そのときの時間でしか撮れない。
先日、とあるオンラインショップのセールで
『天然コケッコー 完全盤 Original Soundtrack by rei harakami』
のCDを購入いたしまして、最近は、この
rei harakamiさんの音楽を聴いていたのですが。
ぼくはこのサントラになっている山下敦弘監督の映画作品
『天然コケッコー』を観たことがなくって、映画の
タイトルは存じていて、そして、映画が公開されました
平成19年当時、鑑賞したい! とは思いながらも観られず、
なので、今回、サントラ購入のご縁として、
映画『天然コケッコー』のDVDを図書館で借りてきて、
昨日、観ました〜。
とっても素晴らしかったなあ!
映画のストーリーとしては、小学生中学生合わせて
全校生徒六人の田舎の分校に通う中学二年生の
右田そよ(演・夏帆さん)の学校へと、
ある日、東京からそよと同じ中学二年生の
大沢広海(演・岡田将生さん)が転校して来る、
という場面よりスタートするのですが。
全校生徒六人の学校ならではの日々の出来事であったり、
田舎だからこそ起きるかのような町の出来事であったり、
そよたちが話す方言であったり、
また、DVDパッケージ裏面の作品紹介には
【山と田んぼが広がる木村町】と記されていて、
この「木村町」という町名は、
くらもちふさこさん原作の漫画作品で登場する
架空の地名らしいですが、Wikipediaによれば
くらもちさんの母方のご出身地である
「島根県浜田市」周辺がモデルとのことでして、
映画でも浜田市が主なロケ地となっていて、その
山あいや自然や田園と稲穂の風景が素敵だったり、
それらの雰囲気の中に、rei harakamiさんの
音楽がふわりと流れてくる、というような、
本編121分のあいだ、この感じを
ずっと愛おしく観ておりました。
そして、映画公開より17年が経った今、
映画を観てみると、ここで映されている光景とは
そのときの時間でしか撮れないものなのではないか?
とも思えてきて。
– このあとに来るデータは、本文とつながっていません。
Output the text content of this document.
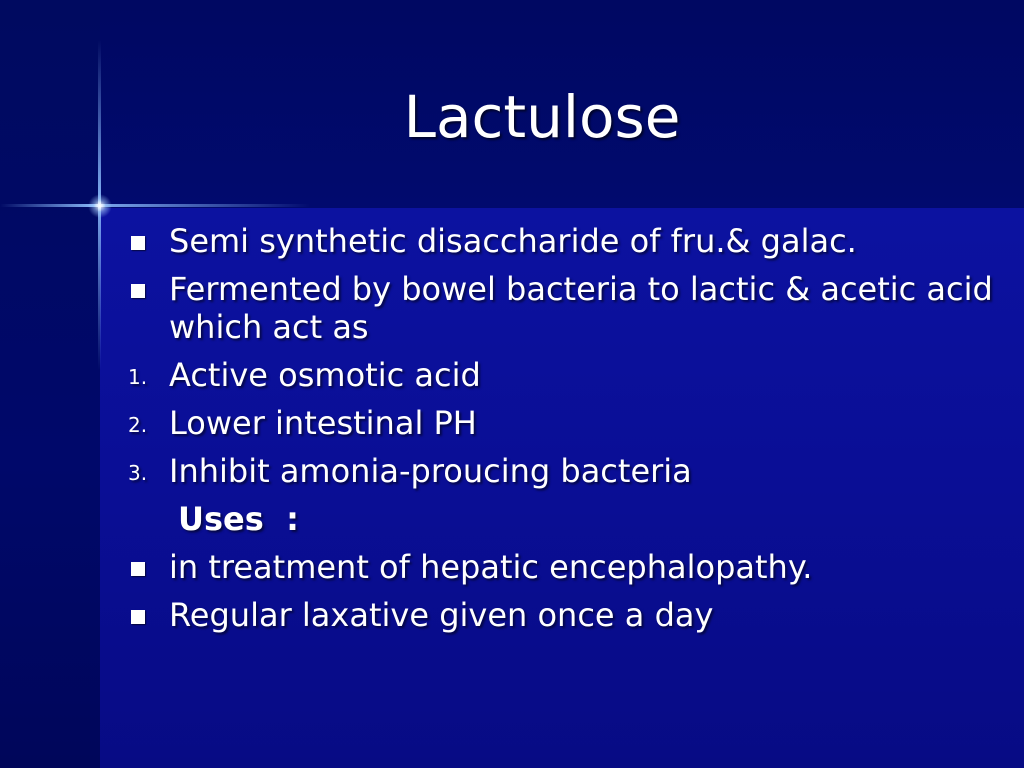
Lactulose
Semi synthetic disaccharide of fru.& galac.
Fermented by bowel bacteria to lactic & acetic acid which act as
1. Active osmotic acid
2. Lower intestinal PH
3. Inhibit amonia-proucing bacteria
Uses  :
in treatment of hepatic encephalopathy.
Regular laxative given once a day
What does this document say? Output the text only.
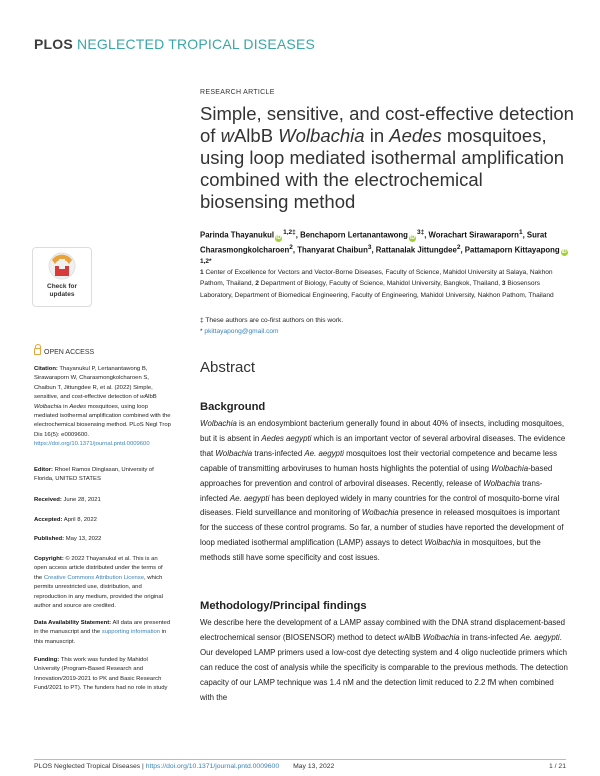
PLOS NEGLECTED TROPICAL DISEASES
Check for
updates
OPEN ACCESS
Citation: Thayanukul P, Lertanantawong B, Sirawaraporn W, Charasmongkolcharoen S, Chaibun T, Jittungdee R, et al. (2022) Simple, sensitive, and cost-effective detection of wAlbB Wolbachia in Aedes mosquitoes, using loop mediated isothermal amplification combined with the electrochemical biosensing method. PLoS Negl Trop Dis 16(5): e0009600. https://doi.org/10.1371/journal.pntd.0009600
Editor: Rhoel Ramos Dinglasan, University of Florida, UNITED STATES
Received: June 28, 2021
Accepted: April 8, 2022
Published: May 13, 2022
Copyright: © 2022 Thayanukul et al. This is an open access article distributed under the terms of the Creative Commons Attribution License, which permits unrestricted use, distribution, and reproduction in any medium, provided the original author and source are credited.
Data Availability Statement: All data are presented in the manuscript and the supporting information in this manuscript.
Funding: This work was funded by Mahidol University (Program-Based Research and Innovation/2019-2021 to PK and Basic Research Fund/2021 to PT). The funders had no role in study
RESEARCH ARTICLE
Simple, sensitive, and cost-effective detection of wAlbB Wolbachia in Aedes mosquitoes, using loop mediated isothermal amplification combined with the electrochemical biosensing method
Parinda Thayanukul iD
$^{1,2\ddagger}$, Benchaporn Lertanantawong iD
$^{3\ddagger}$, Worachart Sirawaraporn$^1$, Surat Charasmongkolcharoen$^2$, Thanyarat Chaibun$^3$, Rattanalak Jittungdee$^2$, Pattamaporn Kittayapong iD
$^{1,2*}$
1 Center of Excellence for Vectors and Vector-Borne Diseases, Faculty of Science, Mahidol University at Salaya, Nakhon Pathom, Thailand, 2 Department of Biology, Faculty of Science, Mahidol University, Bangkok, Thailand, 3 Biosensors Laboratory, Department of Biomedical Engineering, Faculty of Engineering, Mahidol University, Nakhon Pathom, Thailand
‡ These authors are co-first authors on this work.
* pkittayapong@gmail.com
Abstract
Background
Wolbachia is an endosymbiont bacterium generally found in about 40% of insects, including mosquitoes, but it is absent in Aedes aegypti which is an important vector of several arboviral diseases. The evidence that Wolbachia trans-infected Ae. aegypti mosquitoes lost their vectorial competence and became less capable of transmitting arboviruses to human hosts highlights the potential of using Wolbachia-based approaches for prevention and control of arboviral diseases. Recently, release of Wolbachia trans-infected Ae. aegypti has been deployed widely in many countries for the control of mosquito-borne viral diseases. Field surveillance and monitoring of Wolbachia presence in released mosquitoes is important for the success of these control programs. So far, a number of studies have reported the development of loop mediated isothermal amplification (LAMP) assays to detect Wolbachia in mosquitoes, but the methods still have some specificity and cost issues.
Methodology/Principal findings
We describe here the development of a LAMP assay combined with the DNA strand displacement-based electrochemical sensor (BIOSENSOR) method to detect wAlbB Wolbachia in trans-infected Ae. aegypti. Our developed LAMP primers used a low-cost dye detecting system and 4 oligo nucleotide primers which can reduce the cost of analysis while the specificity is comparable to the previous methods. The detection capacity of our LAMP technique was 1.4 nM and the detection limit reduced to 2.2 fM when combined with the
PLOS Neglected Tropical Diseases | https://doi.org/10.1371/journal.pntd.0009600 May 13, 2022	1 / 21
つまりはさ、たとえば、
映画のセリフでも言われていたけれど、その後
この学校は廃校してしまったやもしらないし、
そよと大沢が中学三年生になったときの
修学旅行で訪れた東京の街並みもまた、
現在とはかなりちがっているだろうし、そして、
当時10代だった夏帆さんや岡田将生さんのお姿だっても
このときだからこそ観ることができる、とも思えるから。
そんなことを感じたら、この映画を公開当時に
観たとしても感じなかっただろうはずの感情が、
湧きあがってくるかのようで、
なんだか、じーんとしてしてきたのよね。
映画『天然コケッコー』の主題歌は、
くるりの『言葉はさんかく こころは四角』なのでして。
ぼくはこれまでこの曲の中で歌われている
歌詞の意味がよくわからなかったけど、
今、この映画を観ながら思ったのはね、
映画の場面では、そよが
何気なく言ってしまう一言によって、
まわりのだれかがすこしだけ傷ついてしまう、
というようなシーンが幾度かあって。
そのことより鑑みれば、つまり、
「言葉」は三角形の形をしていて、また
「心」は四角形の形をしているようだからこそ、
うまいことハマらないんだけれども、
でも、そこから、どうしたらよいか?
を考えようとする大切さ、
みたいなことが歌われているのかなあ?!
って。そしてさらには、
「涙」はまあるい形であって、そのような、
言葉、心、涙、それぞれに
いろいろな形があるんだろうなあ、とも思ったんだった。
そう思ってみると、なんだか、この
『言葉はさんかく こころは四角』という歌が、
もっと好きになってきたようにも存じます。
サントラCD封入のリーフレットでは、
くるりの岸田繁さんによる、平成23年に亡くなられた
rei harakamiさんのことが記されていて、
その文章が、もう、とっても素敵で、
なんだか泣けてきてしまったなあ。。。